Милан прислонил голову к прохладной стене. Подошвы и щиколотки у него онемели, они сильно распухли и сделались синими. Он стал осторожно массировать их. С горечью подумал, что мог бы избежать битья, если бы его раньше привели на очную ставку с Клавечкой. Дядюшка Меньхерт был с ним искренен, но он не признался бы и в том случае, если бы не был предупрежден о последствиях провала. Какие глупости! Словно он и без того не знал, что сопутствует провалу. Отец достаточно порассказал об этом. Ему еще и пятнадцати лет не было, когда в их молодежной организации рассказывали о белом терроре. Потом Милан невольно подумал о том, как сложилась бы его жизнь, если бы учитель Сивош, когда Милан еще учился в шестом классе, не порекомендовал его в редакцию газеты и если бы он не встретился там с редактором Мохаи, а тот не обратил бы внимания на смышленого гимназиста — продавца газет. Много таких «если» наберется...

Так уж случилось. Просто иначе и не могло случиться. Жизнь его складывалась не из длинной цепи случайностей. Учитель Сивош обратил на него внимание, когда он в кружке самообразования делал доклад о вожде народного восстания 1514 года Дьерде Доже. Там присутствовал и этот подлец Каршаи, их учитель истории.
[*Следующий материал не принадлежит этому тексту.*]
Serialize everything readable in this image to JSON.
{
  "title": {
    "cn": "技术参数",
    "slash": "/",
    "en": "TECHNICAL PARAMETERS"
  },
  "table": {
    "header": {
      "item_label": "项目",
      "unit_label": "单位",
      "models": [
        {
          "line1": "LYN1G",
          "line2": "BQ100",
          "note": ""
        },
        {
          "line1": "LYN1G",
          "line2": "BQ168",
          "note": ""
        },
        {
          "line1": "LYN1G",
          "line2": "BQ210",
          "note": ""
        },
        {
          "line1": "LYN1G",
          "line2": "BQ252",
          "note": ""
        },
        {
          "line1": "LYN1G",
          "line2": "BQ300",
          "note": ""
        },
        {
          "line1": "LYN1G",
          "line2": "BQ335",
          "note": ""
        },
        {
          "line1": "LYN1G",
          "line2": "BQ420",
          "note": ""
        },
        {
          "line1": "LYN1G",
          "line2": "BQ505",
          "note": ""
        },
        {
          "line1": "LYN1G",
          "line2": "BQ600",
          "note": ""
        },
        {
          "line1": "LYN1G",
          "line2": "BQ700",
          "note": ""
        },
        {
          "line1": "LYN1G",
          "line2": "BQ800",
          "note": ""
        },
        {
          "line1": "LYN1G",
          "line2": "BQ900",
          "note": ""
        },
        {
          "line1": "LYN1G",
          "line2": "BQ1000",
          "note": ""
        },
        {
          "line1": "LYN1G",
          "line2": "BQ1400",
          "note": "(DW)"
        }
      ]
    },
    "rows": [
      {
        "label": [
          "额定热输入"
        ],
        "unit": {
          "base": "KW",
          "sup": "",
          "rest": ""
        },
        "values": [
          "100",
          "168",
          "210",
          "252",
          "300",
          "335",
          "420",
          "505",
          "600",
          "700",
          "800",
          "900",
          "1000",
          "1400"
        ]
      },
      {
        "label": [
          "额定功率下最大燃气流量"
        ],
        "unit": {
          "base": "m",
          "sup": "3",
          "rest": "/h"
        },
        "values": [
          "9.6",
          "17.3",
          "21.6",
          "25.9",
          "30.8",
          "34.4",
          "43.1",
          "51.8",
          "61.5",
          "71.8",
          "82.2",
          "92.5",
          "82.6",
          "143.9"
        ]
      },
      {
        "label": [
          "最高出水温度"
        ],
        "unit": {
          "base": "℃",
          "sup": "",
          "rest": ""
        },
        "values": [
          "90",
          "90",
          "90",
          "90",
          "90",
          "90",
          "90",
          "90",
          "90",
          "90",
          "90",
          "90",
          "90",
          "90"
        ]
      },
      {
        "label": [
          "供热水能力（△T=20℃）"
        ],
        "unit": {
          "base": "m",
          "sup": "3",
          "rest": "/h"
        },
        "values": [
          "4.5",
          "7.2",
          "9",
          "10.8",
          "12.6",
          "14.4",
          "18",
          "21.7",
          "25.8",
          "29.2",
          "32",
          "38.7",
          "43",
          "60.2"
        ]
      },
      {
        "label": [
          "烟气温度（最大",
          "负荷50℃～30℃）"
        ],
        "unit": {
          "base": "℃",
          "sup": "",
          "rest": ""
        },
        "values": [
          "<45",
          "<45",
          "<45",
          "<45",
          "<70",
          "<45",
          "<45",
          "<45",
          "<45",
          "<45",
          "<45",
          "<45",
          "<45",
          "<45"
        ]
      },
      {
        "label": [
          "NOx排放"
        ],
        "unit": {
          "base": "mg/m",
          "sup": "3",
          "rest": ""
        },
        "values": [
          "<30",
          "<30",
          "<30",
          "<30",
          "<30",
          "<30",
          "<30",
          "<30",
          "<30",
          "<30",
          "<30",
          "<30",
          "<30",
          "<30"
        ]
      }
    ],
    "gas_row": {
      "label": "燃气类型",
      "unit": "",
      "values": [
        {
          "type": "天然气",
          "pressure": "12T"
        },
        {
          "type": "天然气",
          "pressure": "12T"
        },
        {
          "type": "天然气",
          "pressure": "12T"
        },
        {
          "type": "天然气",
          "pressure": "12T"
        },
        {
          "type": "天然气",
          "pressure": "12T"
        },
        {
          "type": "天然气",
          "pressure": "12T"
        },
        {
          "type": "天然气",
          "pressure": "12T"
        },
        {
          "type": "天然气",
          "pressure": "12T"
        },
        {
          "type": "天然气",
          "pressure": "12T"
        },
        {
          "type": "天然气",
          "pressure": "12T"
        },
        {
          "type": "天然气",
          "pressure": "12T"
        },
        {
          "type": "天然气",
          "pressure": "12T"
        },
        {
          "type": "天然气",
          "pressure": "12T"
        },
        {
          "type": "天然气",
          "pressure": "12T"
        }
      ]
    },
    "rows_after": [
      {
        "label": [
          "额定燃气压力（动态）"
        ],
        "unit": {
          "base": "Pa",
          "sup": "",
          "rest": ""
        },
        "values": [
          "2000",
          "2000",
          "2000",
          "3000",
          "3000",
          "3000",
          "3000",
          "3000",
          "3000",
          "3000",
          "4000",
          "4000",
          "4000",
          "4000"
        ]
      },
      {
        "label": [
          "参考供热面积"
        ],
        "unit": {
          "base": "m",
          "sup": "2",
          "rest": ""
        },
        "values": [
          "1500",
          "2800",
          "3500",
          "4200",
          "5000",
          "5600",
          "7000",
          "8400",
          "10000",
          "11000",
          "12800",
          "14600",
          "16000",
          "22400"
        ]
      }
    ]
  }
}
Толстяку очень не понравился доклад, в котором утверждалось совсем не то, что он вбивал им в голову на своих уроках. Приятное волнение охватило Милана, стоило ему только вспомнить о разыгравшемся тогда скандале: «Дьердь Дожа был народным героем, настоящим революционером, а не изменником родины, и придет еще время — вы убедитесь в этом, господин учитель, сами увидите, что придет время, — когда с пьедестала сбросят памятник защитнику крепостного права Вербеци...»

— Кто сбросит? Отвечай, кто сбросит памятник?! — закричал, вскочив с места, толстяк Каршаи — лицо его сильно побагровело, глаза, казалось, вот-вот выскочат из орбит.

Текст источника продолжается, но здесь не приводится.